Vastavam web: US pharmaceutical giant Pfizer has begun shipping the first batches of its long-awaited and newly-authorised coronavirus vaccine out of a Michigan warehouse, setting in motion the biggest vaccination drive in American history at a time when the pandemic has killed nearly 300,000 people in the country. The first trucks carrying the COVID-19 vaccine for widespread use in the US pulled out of a Pfitzer manufacturing plant in Michigan on Sunday, en route to 636 predetermined locations, amid a botched government response that has made the US the worst-hit country in the world.
The US Food and Drug Administration granted emergency use authorisation to the vaccine on Friday, and the US Centers for Disease Control and Prevention’s Advisory Committee on Immunization Practices (ACIP) voted on Saturday to recommend it for people age 16 and older in the US. With the winter holidays still ahead, experts warn that the pandemic could continue to get worse before the larger public receives the vaccination.
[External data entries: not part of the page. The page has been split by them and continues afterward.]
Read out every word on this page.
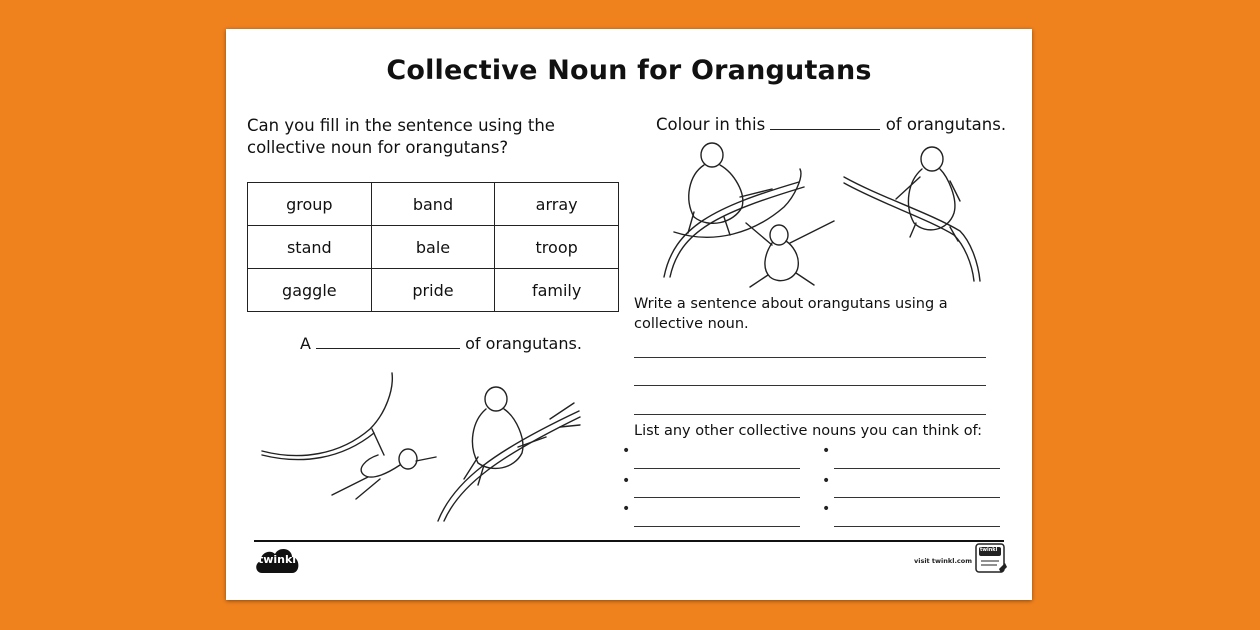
Collective Noun for Orangutans
Can you fill in the sentence using the collective noun for orangutans?
group	band	array
stand	bale	troop
gaggle	pride	family
A	of orangutans.
Colour in this	of orangutans.
Write a sentence about orangutans using a collective noun.
List any other collective nouns you can think of:
•	•
•	•
•	•
twinkl	visit twinkl.com
twinkl
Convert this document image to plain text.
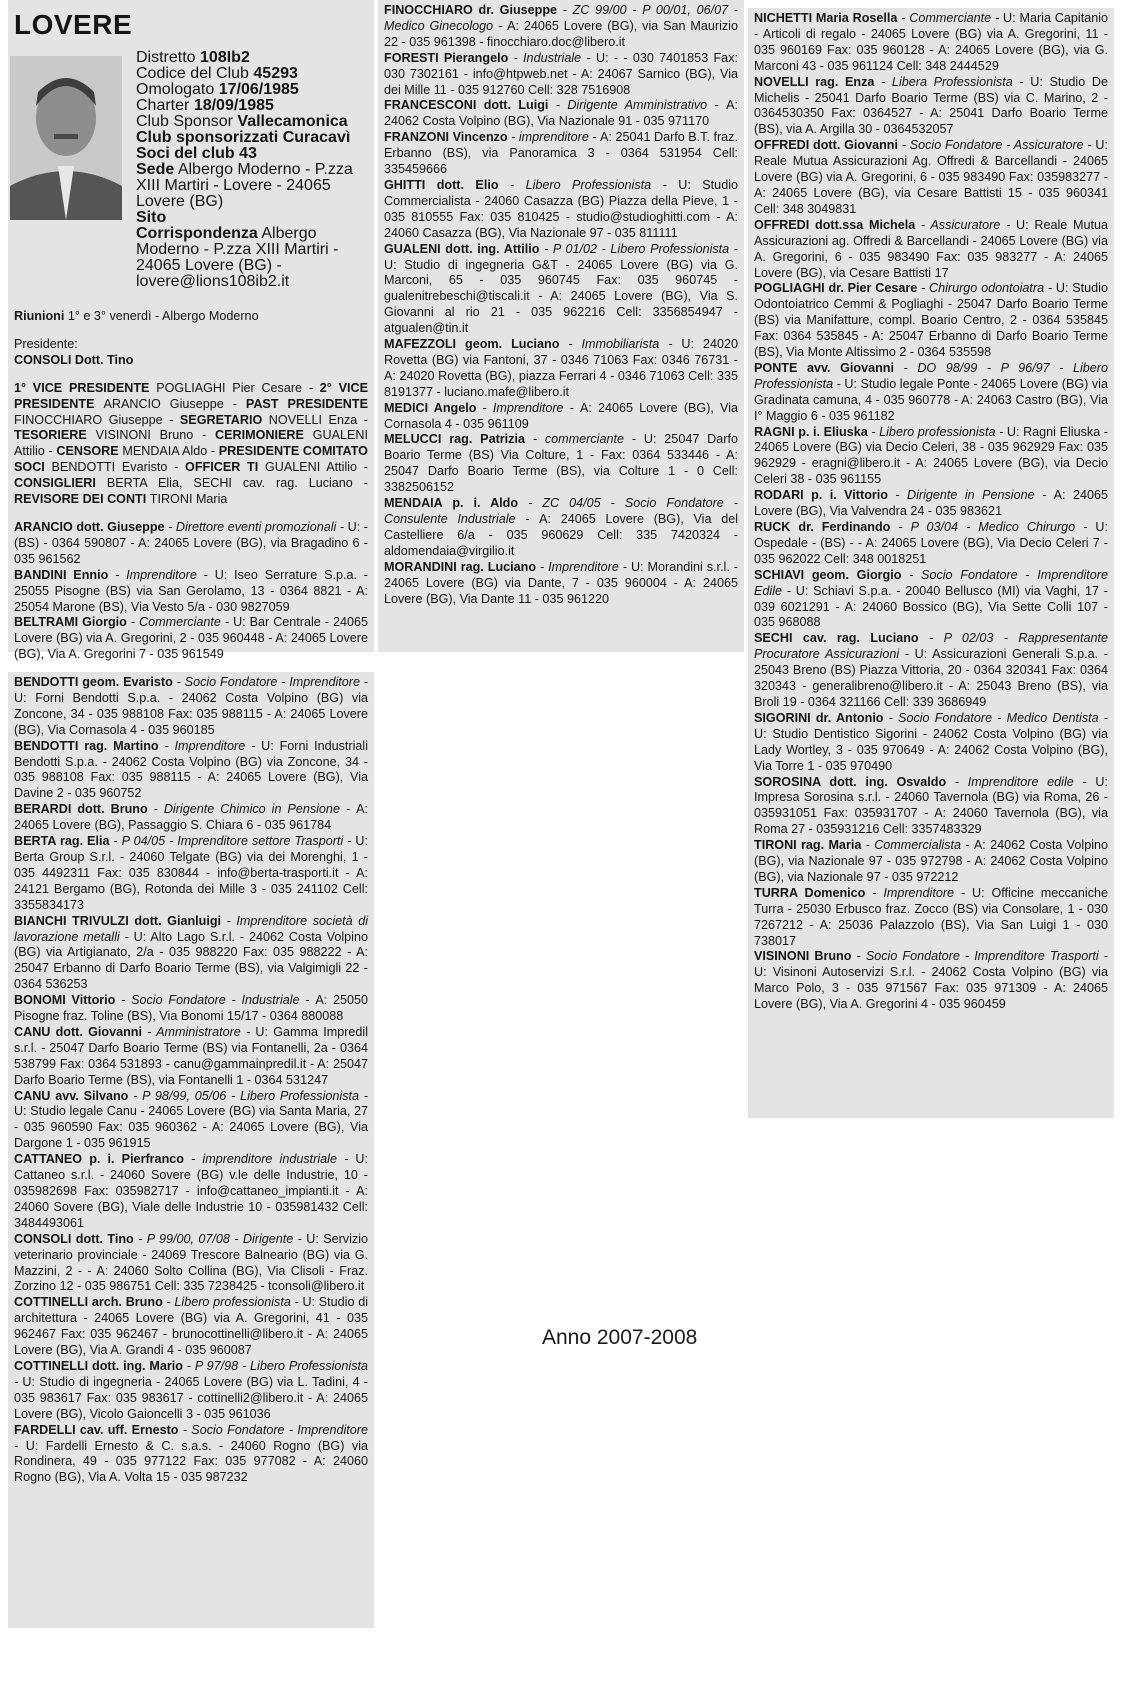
LOVERE
Riunioni 1° e 3° venerdì - Albergo Moderno
Presidente:
CONSOLI Dott. Tino
1° VICE PRESIDENTE POGLIAGHI Pier Cesare - 2° VICE PRESIDENTE ARANCIO Giuseppe - PAST PRESIDENTE FINOCCHIARO Giuseppe - SEGRETARIO NOVELLI Enza - TESORIERE VISINONI Bruno - CERIMONIERE GUALENI Attilio - CENSORE MENDAIA Aldo - PRESIDENTE COMITATO SOCI BENDOTTI Evaristo - OFFICER TI GUALENI Attilio - CONSIGLIERI BERTA Elia, SECHI cav. rag. Luciano - REVISORE DEI CONTI TIRONI Maria
ARANCIO dott. Giuseppe - Direttore eventi promozionali - U: - (BS) - 0364 590807 - A: 24065 Lovere (BG), via Bragadino 6 - 035 961562
BANDINI Ennio - Imprenditore - U: Iseo Serrature S.p.a. - 25055 Pisogne (BS) via San Gerolamo, 13 - 0364 8821 - A: 25054 Marone (BS), Via Vesto 5/a - 030 9827059
BELTRAMI Giorgio - Commerciante - U: Bar Centrale - 24065 Lovere (BG) via A. Gregorini, 2 - 035 960448 - A: 24065 Lovere (BG), Via A. Gregorini 7 - 035 961549
Distretto 108Ib2
Codice del Club 45293
Omologato 17/06/1985
Charter 18/09/1985
Club Sponsor Vallecamonica
Club sponsorizzati Curacavì
Soci del club 43
Sede Albergo Moderno - P.zza XIII Martiri - Lovere - 24065 Lovere (BG)
Sito
Corrispondenza Albergo Moderno - P.zza XIII Martiri - 24065 Lovere (BG) - lovere@lions108ib2.it
BENDOTTI geom. Evaristo - Socio Fondatore - Imprenditore - U: Forni Bendotti S.p.a. - 24062 Costa Volpino (BG) via Zoncone, 34 - 035 988108 Fax: 035 988115 - A: 24065 Lovere (BG), Via Cornasola 4 - 035 960185
BENDOTTI rag. Martino - Imprenditore - U: Forni Industriali Bendotti S.p.a. - 24062 Costa Volpino (BG) via Zoncone, 34 - 035 988108 Fax: 035 988115 - A: 24065 Lovere (BG), Via Davine 2 - 035 960752
BERARDI dott. Bruno - Dirigente Chimico in Pensione - A: 24065 Lovere (BG), Passaggio S. Chiara 6 - 035 961784
BERTA rag. Elia - P 04/05 - Imprenditore settore Trasporti - U: Berta Group S.r.l. - 24060 Telgate (BG) via dei Morenghi, 1 - 035 4492311 Fax: 035 830844 - info@berta-trasporti.it - A: 24121 Bergamo (BG), Rotonda dei Mille 3 - 035 241102 Cell: 3355834173
BIANCHI TRIVULZI dott. Gianluigi - Imprenditore società di lavorazione metalli - U: Alto Lago S.r.l. - 24062 Costa Volpino (BG) via Artigianato, 2/a - 035 988220 Fax: 035 988222 - A: 25047 Erbanno di Darfo Boario Terme (BS), via Valgimigli 22 - 0364 536253
BONOMI Vittorio - Socio Fondatore - Industriale - A: 25050 Pisogne fraz. Toline (BS), Via Bonomi 15/17 - 0364 880088
CANU dott. Giovanni - Amministratore - U: Gamma Impredil s.r.l. - 25047 Darfo Boario Terme (BS) via Fontanelli, 2a - 0364 538799 Fax: 0364 531893 - canu@gammainpredil.it - A: 25047 Darfo Boario Terme (BS), via Fontanelli 1 - 0364 531247
CANU avv. Silvano - P 98/99, 05/06 - Libero Professionista - U: Studio legale Canu - 24065 Lovere (BG) via Santa Maria, 27 - 035 960590 Fax: 035 960362 - A: 24065 Lovere (BG), Via Dargone 1 - 035 961915
CATTANEO p. i. Pierfranco - imprenditore industriale - U: Cattaneo s.r.l. - 24060 Sovere (BG) v.le delle Industrie, 10 - 035982698 Fax: 035982717 - info@cattaneo_impianti.it - A: 24060 Sovere (BG), Viale delle Industrie 10 - 035981432 Cell: 3484493061
CONSOLI dott. Tino - P 99/00, 07/08 - Dirigente - U: Servizio veterinario provinciale - 24069 Trescore Balneario (BG) via G. Mazzini, 2 - - A: 24060 Solto Collina (BG), Via Clisoli - Fraz. Zorzino 12 - 035 986751 Cell: 335 7238425 - tconsoli@libero.it
COTTINELLI arch. Bruno - Libero professionista - U: Studio di architettura - 24065 Lovere (BG) via A. Gregorini, 41 - 035 962467 Fax: 035 962467 - brunocottinelli@libero.it - A: 24065 Lovere (BG), Via A. Grandi 4 - 035 960087
COTTINELLI dott. ing. Mario - P 97/98 - Libero Professionista - U: Studio di ingegneria - 24065 Lovere (BG) via L. Tadini, 4 - 035 983617 Fax: 035 983617 - cottinelli2@libero.it - A: 24065 Lovere (BG), Vicolo Gaioncelli 3 - 035 961036
FARDELLI cav. uff. Ernesto - Socio Fondatore - Imprenditore - U: Fardelli Ernesto & C. s.a.s. - 24060 Rogno (BG) via Rondinera, 49 - 035 977122 Fax: 035 977082 - A: 24060 Rogno (BG), Via A. Volta 15 - 035 987232
FINOCCHIARO dr. Giuseppe - ZC 99/00 - P 00/01, 06/07 - Medico Ginecologo - A: 24065 Lovere (BG), via San Maurizio 22 - 035 961398 - finocchiaro.doc@libero.it
FORESTI Pierangelo - Industriale - U: - - 030 7401853 Fax: 030 7302161 - info@htpweb.net - A: 24067 Sarnico (BG), Via dei Mille 11 - 035 912760 Cell: 328 7516908
FRANCESCONI dott. Luigi - Dirigente Amministrativo - A: 24062 Costa Volpino (BG), Via Nazionale 91 - 035 971170
FRANZONI Vincenzo - imprenditore - A: 25041 Darfo B.T. fraz. Erbanno (BS), via Panoramica 3 - 0364 531954 Cell: 335459666
GHITTI dott. Elio - Libero Professionista - U: Studio Commercialista - 24060 Casazza (BG) Piazza della Pieve, 1 - 035 810555 Fax: 035 810425 - studio@studioghitti.com - A: 24060 Casazza (BG), Via Nazionale 97 - 035 811111
GUALENI dott. ing. Attilio - P 01/02 - Libero Professionista - U: Studio di ingegneria G&T - 24065 Lovere (BG) via G. Marconi, 65 - 035 960745 Fax: 035 960745 - gualenitrebeschi@tiscali.it - A: 24065 Lovere (BG), Via S. Giovanni al rio 21 - 035 962216 Cell: 3356854947 - atgualen@tin.it
MAFEZZOLI geom. Luciano - Immobiliarista - U: 24020 Rovetta (BG) via Fantoni, 37 - 0346 71063 Fax: 0346 76731 - A: 24020 Rovetta (BG), piazza Ferrari 4 - 0346 71063 Cell: 335 8191377 - luciano.mafe@libero.it
MEDICI Angelo - Imprenditore - A: 24065 Lovere (BG), Via Cornasola 4 - 035 961109
MELUCCI rag. Patrizia - commerciante - U: 25047 Darfo Boario Terme (BS) Via Colture, 1 - Fax: 0364 533446 - A: 25047 Darfo Boario Terme (BS), via Colture 1 - 0 Cell: 3382506152
MENDAIA p. i. Aldo - ZC 04/05 - Socio Fondatore - Consulente Industriale - A: 24065 Lovere (BG), Via del Castelliere 6/a - 035 960629 Cell: 335 7420324 - aldomendaia@virgilio.it
MORANDINI rag. Luciano - Imprenditore - U: Morandini s.r.l. - 24065 Lovere (BG) via Dante, 7 - 035 960004 - A: 24065 Lovere (BG), Via Dante 11 - 035 961220
NICHETTI Maria Rosella - Commerciante - U: Maria Capitanio - Articoli di regalo - 24065 Lovere (BG) via A. Gregorini, 11 - 035 960169 Fax: 035 960128 - A: 24065 Lovere (BG), via G. Marconi 43 - 035 961124 Cell: 348 2444529
NOVELLI rag. Enza - Libera Professionista - U: Studio De Michelis - 25041 Darfo Boario Terme (BS) via C. Marino, 2 - 0364530350 Fax: 0364527 - A: 25041 Darfo Boario Terme (BS), via A. Argilla 30 - 0364532057
OFFREDI dott. Giovanni - Socio Fondatore - Assicuratore - U: Reale Mutua Assicurazioni Ag. Offredi & Barcellandi - 24065 Lovere (BG) via A. Gregorini, 6 - 035 983490 Fax: 035983277 - A: 24065 Lovere (BG), via Cesare Battisti 15 - 035 960341 Cell: 348 3049831
OFFREDI dott.ssa Michela - Assicuratore - U: Reale Mutua Assicurazioni ag. Offredi & Barcellandi - 24065 Lovere (BG) via A. Gregorini, 6 - 035 983490 Fax: 035 983277 - A: 24065 Lovere (BG), via Cesare Battisti 17
POGLIAGHI dr. Pier Cesare - Chirurgo odontoiatra - U: Studio Odontoiatrico Cemmi & Pogliaghi - 25047 Darfo Boario Terme (BS) via Manifatture, compl. Boario Centro, 2 - 0364 535845 Fax: 0364 535845 - A: 25047 Erbanno di Darfo Boario Terme (BS), Via Monte Altissimo 2 - 0364 535598
PONTE avv. Giovanni - DO 98/99 - P 96/97 - Libero Professionista - U: Studio legale Ponte - 24065 Lovere (BG) via Gradinata camuna, 4 - 035 960778 - A: 24063 Castro (BG), Via I° Maggio 6 - 035 961182
RAGNI p. i. Eliuska - Libero professionista - U: Ragni Eliuska - 24065 Lovere (BG) via Decio Celeri, 38 - 035 962929 Fax: 035 962929 - eragni@libero.it - A: 24065 Lovere (BG), via Decio Celeri 38 - 035 961155
RODARI p. i. Vittorio - Dirigente in Pensione - A: 24065 Lovere (BG), Via Valvendra 24 - 035 983621
RUCK dr. Ferdinando - P 03/04 - Medico Chirurgo - U: Ospedale - (BS) - - A: 24065 Lovere (BG), Via Decio Celeri 7 - 035 962022 Cell: 348 0018251
SCHIAVI geom. Giorgio - Socio Fondatore - Imprenditore Edile - U: Schiavi S.p.a. - 20040 Bellusco (MI) via Vaghi, 17 - 039 6021291 - A: 24060 Bossico (BG), Via Sette Colli 107 - 035 968088
SECHI cav. rag. Luciano - P 02/03 - Rappresentante Procuratore Assicurazioni - U: Assicurazioni Generali S.p.a. - 25043 Breno (BS) Piazza Vittoria, 20 - 0364 320341 Fax: 0364 320343 - generalibreno@libero.it - A: 25043 Breno (BS), via Broli 19 - 0364 321166 Cell: 339 3686949
SIGORINI dr. Antonio - Socio Fondatore - Medico Dentista - U: Studio Dentistico Sigorini - 24062 Costa Volpino (BG) via Lady Wortley, 3 - 035 970649 - A: 24062 Costa Volpino (BG), Via Torre 1 - 035 970490
SOROSINA dott. ing. Osvaldo - Imprenditore edile - U: Impresa Sorosina s.r.l. - 24060 Tavernola (BG) via Roma, 26 - 035931051 Fax: 035931707 - A: 24060 Tavernola (BG), via Roma 27 - 035931216 Cell: 3357483329
TIRONI rag. Maria - Commercialista - A: 24062 Costa Volpino (BG), via Nazionale 97 - 035 972798 - A: 24062 Costa Volpino (BG), via Nazionale 97 - 035 972212
TURRA Domenico - Imprenditore - U: Officine meccaniche Turra - 25030 Erbusco fraz. Zocco (BS) via Consolare, 1 - 030 7267212 - A: 25036 Palazzolo (BS), Via San Luigi 1 - 030 738017
VISINONI Bruno - Socio Fondatore - Imprenditore Trasporti - U: Visinoni Autoservizi S.r.l. - 24062 Costa Volpino (BG) via Marco Polo, 3 - 035 971567 Fax: 035 971309 - A: 24065 Lovere (BG), Via A. Gregorini 4 - 035 960459
Anno 2007-2008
Under Operation Warp Speed, a total of 636 hospitals and clinics across the states will receive the vaccine this upcoming week. According to CNN, freight trucks carrying about 184,275 vials of vaccine departed the plant, and the combined 189 boxes of vaccine vials are expected to arrive in all 50 states on Monday. Another 3,900 vials are expected to ship later Sunday to United States territories, and 400 boxes packed with about 390,000 vials will ship Monday to arrive on Tuesday. Operation Warp Speed chief advisor Dr Moncef Slaoui told Fox News in an interview that they plan to have about 14 million doses of vaccine available and distributed in the US by the end of this year.
Those would be both Pfizer vaccine and the Moderna vaccine. “And the next month, we will have about 50 million to 80 million doses distributed in January, and another same number in February. So, all in all, we hope to have immunized 100 million people, which would be the long-term care facility people, the elderly people with comorbidities, the first-line workers, the health care workers, he said.